La Région choisit alors de repartir de zéro avec un nouvel appel à candidatures en juillet 2023. Les trois mêmes candidats remettent une offre à l’automne dernier. Et Sealar en sort gagnante « contre toute attente », selon un professionnel du secteur. La décision devrait être officialisée à la rentrée avec un vote du conseil régional. « Hervé Morin ne cachait pourtant pas sa proximité avec les présidents des CCI des métropoles normandes ce qui rendait leur candidature favorite aux yeux de chacun, s’interroge ce spécialiste. Et les chambres de commerce ont plutôt fait du bon travail pour développer les plateformes dont elles avaient la charge. » Le positionnement très agressif sur ce dossier de Sealar, issu du monde consulaire, face à des CCI ne manque pas également d’étonner. « Son principe fondateur est d’apporter une expertise en ingénierie aéroportuaire quand la CCI locale ne souhaite pas être gestionnaire en direct, rappelle un ancien salarié. En Normandie, ça a plutôt tourné au bras de fer ».

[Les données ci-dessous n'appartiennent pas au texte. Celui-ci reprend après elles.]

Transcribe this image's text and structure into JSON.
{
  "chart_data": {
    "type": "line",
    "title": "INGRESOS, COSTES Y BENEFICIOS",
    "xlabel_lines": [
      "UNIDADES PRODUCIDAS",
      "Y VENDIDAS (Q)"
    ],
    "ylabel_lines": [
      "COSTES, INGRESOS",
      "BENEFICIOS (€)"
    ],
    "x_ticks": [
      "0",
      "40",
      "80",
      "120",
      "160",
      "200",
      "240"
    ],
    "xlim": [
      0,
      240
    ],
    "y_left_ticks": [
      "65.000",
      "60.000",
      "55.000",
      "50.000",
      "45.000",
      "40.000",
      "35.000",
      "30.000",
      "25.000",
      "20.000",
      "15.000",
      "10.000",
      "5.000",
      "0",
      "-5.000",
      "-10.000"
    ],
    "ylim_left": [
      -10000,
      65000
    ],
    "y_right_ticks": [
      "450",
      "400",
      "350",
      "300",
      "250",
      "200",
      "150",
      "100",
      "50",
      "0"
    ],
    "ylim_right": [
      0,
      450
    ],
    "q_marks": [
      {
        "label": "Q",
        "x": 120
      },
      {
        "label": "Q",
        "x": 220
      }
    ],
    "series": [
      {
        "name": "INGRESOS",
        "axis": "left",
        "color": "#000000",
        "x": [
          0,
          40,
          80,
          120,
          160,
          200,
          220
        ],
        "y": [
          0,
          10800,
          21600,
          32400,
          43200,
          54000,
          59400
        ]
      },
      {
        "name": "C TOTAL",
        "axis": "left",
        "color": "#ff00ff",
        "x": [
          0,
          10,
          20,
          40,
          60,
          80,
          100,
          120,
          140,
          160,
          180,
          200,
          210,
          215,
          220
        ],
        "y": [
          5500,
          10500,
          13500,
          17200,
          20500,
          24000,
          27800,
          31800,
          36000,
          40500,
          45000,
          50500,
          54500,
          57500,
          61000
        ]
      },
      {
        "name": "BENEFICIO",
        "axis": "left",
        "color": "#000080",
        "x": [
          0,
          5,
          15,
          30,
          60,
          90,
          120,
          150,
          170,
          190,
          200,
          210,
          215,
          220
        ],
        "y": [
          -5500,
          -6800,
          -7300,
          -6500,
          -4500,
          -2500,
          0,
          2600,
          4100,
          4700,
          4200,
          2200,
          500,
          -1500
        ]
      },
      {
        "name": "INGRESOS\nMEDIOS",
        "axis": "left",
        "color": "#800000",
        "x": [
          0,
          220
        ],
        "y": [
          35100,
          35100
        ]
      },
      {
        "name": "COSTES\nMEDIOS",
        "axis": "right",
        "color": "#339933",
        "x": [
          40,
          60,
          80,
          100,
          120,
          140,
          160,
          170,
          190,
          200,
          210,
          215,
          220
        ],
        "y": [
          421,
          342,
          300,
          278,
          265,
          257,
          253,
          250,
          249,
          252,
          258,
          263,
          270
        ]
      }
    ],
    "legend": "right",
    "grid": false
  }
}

L’entreprise doit par ailleurs trouver de nouvelles ressources pour faire face aux difficultés qu’elle rencontre à l’aéroport de Poitiers suite à la fin de la DSP (délégation de service public) de la liaison aérienne Lyon-Poitiers-La Rochelle. À Brest, la liquidation de la compagnie bretonne Celeste contrarie également ses plans. Un prochain test sera l’appel d’offres pour la gestion de l’aéroport de Rennes (587 000 passagers en 2023), que vient de lancer la région Bretagne. L’actuel concédant est un consortium réunissant le géant Vinci Airports et la CCI d’Ille-et-Vilaine.